I won’t lie; I worried about those days before I got pregnant. I worried about them more once I was expecting and there was no turning back. I had moments of panic when I thought to myself, ‘What have I done?’ But then I’d feel a flutter or a kick, or hear the sweet sound of my baby’s heartbeat on a monitor, and I would remind myself there would be amazing moments, too. I reminded myself I wasn’t the first single parent. I had spoken with single moms I knew and others I met through my journey, and they all said the same thing: it’s worth it. And I felt that in my heart. I was meant to do this; that had to count for something. So I took a few deep breaths and went back to happily (and naively) waddling through my nine months.

When little man finally arrived on the scene, I realized…I had had no idea what I was getting into.

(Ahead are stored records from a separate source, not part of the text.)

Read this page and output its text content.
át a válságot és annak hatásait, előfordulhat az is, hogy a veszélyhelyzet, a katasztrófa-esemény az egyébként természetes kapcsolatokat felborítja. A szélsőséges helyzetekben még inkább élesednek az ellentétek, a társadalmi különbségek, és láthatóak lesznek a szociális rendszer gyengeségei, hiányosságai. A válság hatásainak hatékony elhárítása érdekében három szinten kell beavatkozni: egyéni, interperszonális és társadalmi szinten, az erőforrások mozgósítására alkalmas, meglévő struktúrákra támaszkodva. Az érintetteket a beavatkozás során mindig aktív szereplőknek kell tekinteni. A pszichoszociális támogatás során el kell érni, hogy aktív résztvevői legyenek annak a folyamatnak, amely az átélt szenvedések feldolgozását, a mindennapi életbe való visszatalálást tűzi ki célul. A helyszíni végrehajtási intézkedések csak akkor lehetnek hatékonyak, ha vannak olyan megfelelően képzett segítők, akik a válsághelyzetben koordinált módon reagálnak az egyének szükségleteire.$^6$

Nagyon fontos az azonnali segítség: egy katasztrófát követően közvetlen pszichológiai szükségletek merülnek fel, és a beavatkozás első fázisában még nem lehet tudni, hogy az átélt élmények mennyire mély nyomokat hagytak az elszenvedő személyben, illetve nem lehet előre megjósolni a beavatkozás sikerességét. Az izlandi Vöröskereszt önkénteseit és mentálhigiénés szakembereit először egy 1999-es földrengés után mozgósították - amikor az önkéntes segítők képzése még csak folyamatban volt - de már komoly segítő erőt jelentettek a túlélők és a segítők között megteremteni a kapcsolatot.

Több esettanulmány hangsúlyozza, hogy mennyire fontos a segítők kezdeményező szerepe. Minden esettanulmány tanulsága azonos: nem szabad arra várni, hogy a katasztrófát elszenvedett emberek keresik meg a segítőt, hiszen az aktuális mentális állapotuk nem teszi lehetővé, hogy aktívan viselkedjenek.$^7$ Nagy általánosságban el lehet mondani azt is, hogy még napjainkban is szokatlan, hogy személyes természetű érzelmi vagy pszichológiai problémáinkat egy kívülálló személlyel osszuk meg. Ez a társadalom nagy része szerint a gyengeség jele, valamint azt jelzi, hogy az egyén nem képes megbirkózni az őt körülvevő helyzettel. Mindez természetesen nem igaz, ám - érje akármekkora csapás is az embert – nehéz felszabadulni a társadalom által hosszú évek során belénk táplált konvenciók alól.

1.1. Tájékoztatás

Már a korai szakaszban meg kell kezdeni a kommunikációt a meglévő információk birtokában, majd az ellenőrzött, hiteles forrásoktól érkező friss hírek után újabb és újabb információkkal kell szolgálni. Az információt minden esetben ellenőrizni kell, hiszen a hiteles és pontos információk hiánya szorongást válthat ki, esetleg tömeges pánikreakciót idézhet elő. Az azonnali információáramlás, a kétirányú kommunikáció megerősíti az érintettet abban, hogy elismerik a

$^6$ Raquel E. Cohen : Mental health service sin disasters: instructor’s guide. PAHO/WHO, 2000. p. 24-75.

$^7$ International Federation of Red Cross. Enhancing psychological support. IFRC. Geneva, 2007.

I didn’t know how hard it was to hear your baby cry and not know how to help. I didn’t know I could be so tired it hurt. I didn’t know how scared I could feel hearing doctors say something wasn’t quite right. I didn’t know how impossible it would be some days to juggle work and home.

Basically, I never loved someone so much that I wanted the world for him and would do anything, give anything to assure his safety and happiness. I had never been a mother.

There have been days in the last ten months that have been hard, harder than I imagined even after seeing others’ struggles, hard enough to bring me to tears. But I honestly don’t think those days would have been easier if I had a partner. I wouldn’t have worried less, slept sounder, or likely received any more support than I’ve gotten from my amazing network of family and friends. And I wouldn’t give them up for the world, because those hard moments make the amazing ones all that much more special.

So is being a single mother hard? Hell, yes! Because being a mother is hard. The single part isn’t too tricky. (I could give you pointers, but that’s another post.) I’ve been single all of my adult life. That’s about the only thing that didn’t change when I had a baby.

That’s not to say that being single won’t pose additional challenges as I parent in the future, but each type of family structure comes with its own challenges—and its own perks. For instance, I’d certainly love to have someone else to do bedtime or wash bottles occasionally, but, on the plus side, I’ll never feel resentful or argue with myself for leaving dishes in the sink or laundry on the floor. And luckily, I’ve got at least a couple years before I’ll be arguing with little man about those things!